Vulnerable children put ‘needlessly at risk’
A major inspection report by the Health Information Quality Authority (Hiqa) has warned the situation, in Cork’s North Lee area, is putting vulnerable children needlessly at risk.
The detailed document said despite the fact the 2011 Children First guidelines insist all new cases must undergo an initial check within 20 days, child abuse and welfare cases are instead witnessing months of “long delays”.
The February inspection found 90.2% of alleged child abuse and 91.5% of child welfare cases in the area — which stretches from Macroom to Youghal — were failing to meet the target.
The report noted that at times inadequate social services responses to cases were further hampering the situation in a location that had seen two children at the centre of welfare concerns die since Feb 2011.
It warned that at-risk children were not being assigned a social worker for more than a year.

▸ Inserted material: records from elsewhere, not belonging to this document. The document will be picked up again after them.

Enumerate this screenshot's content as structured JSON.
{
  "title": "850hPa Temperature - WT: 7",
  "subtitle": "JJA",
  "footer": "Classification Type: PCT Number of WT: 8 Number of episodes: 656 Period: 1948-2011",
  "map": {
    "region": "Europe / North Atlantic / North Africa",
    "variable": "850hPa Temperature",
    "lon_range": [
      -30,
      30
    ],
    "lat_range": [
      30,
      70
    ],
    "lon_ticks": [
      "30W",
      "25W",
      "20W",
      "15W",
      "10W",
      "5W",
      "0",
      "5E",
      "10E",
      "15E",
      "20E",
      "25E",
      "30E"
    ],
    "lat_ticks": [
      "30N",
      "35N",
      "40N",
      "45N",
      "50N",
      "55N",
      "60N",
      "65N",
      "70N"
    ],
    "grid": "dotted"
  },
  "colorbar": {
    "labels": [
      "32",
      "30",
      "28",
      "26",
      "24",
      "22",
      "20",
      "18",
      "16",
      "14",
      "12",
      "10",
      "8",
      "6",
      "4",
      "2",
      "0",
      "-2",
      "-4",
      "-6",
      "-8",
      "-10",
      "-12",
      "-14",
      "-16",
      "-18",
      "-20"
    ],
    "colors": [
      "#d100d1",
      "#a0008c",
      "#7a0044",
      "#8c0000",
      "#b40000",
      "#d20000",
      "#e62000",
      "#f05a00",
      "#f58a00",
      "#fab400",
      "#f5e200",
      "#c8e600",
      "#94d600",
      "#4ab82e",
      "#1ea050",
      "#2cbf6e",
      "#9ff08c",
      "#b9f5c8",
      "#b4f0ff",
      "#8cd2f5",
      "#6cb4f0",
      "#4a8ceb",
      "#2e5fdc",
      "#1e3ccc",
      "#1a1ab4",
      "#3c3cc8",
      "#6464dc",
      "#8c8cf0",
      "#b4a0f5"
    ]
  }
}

“There are significant delays for those children at a medium-to-low risk of harm or neglect. The system in place does not facilitate timely child protection and the formulation and review of important child protection plans,” the Hiqa report, which can be read at irishexaminer.com, warned.
Among the key concerns raised by the inspection team, and by the managers and social workers they met, are:
* Managers said of the service’s €48m budget this year, €6m “would need to be cut” because of wider HSE overspending — a 12.5% reduction;
* The “increasing volume of referrals” to the service means the “limited number of staff available” cannot “provide prompt social work intervention”;
* The area’s child protection notification system (CPNS) is not being “used effectively”;
* The area manager and senior social workers said the threshold for registering children with the CPNS was too high, while a hard copy of the names of children in the system was given to gardaí — risking an accidental leak;
* At the time of the inspection, 51 medium-to-low risk children referred to social services had no social worker, including 32 waiting over a year for the support;
* Staff resources are “not sufficient to meet the demands of the service”.
The inspection team said while the area’s service was managing to provide timely care in the majority of cases, it was suffering from significant shortfalls that risked the wellbeing of 1,661 children depending on the service.
There were similar concerns about Cavan-Monaghan, with 512 children referred waiting months for any assessment. The figure includes 13 at the centre of sexual abuse concerns waiting over a year for a second check-up.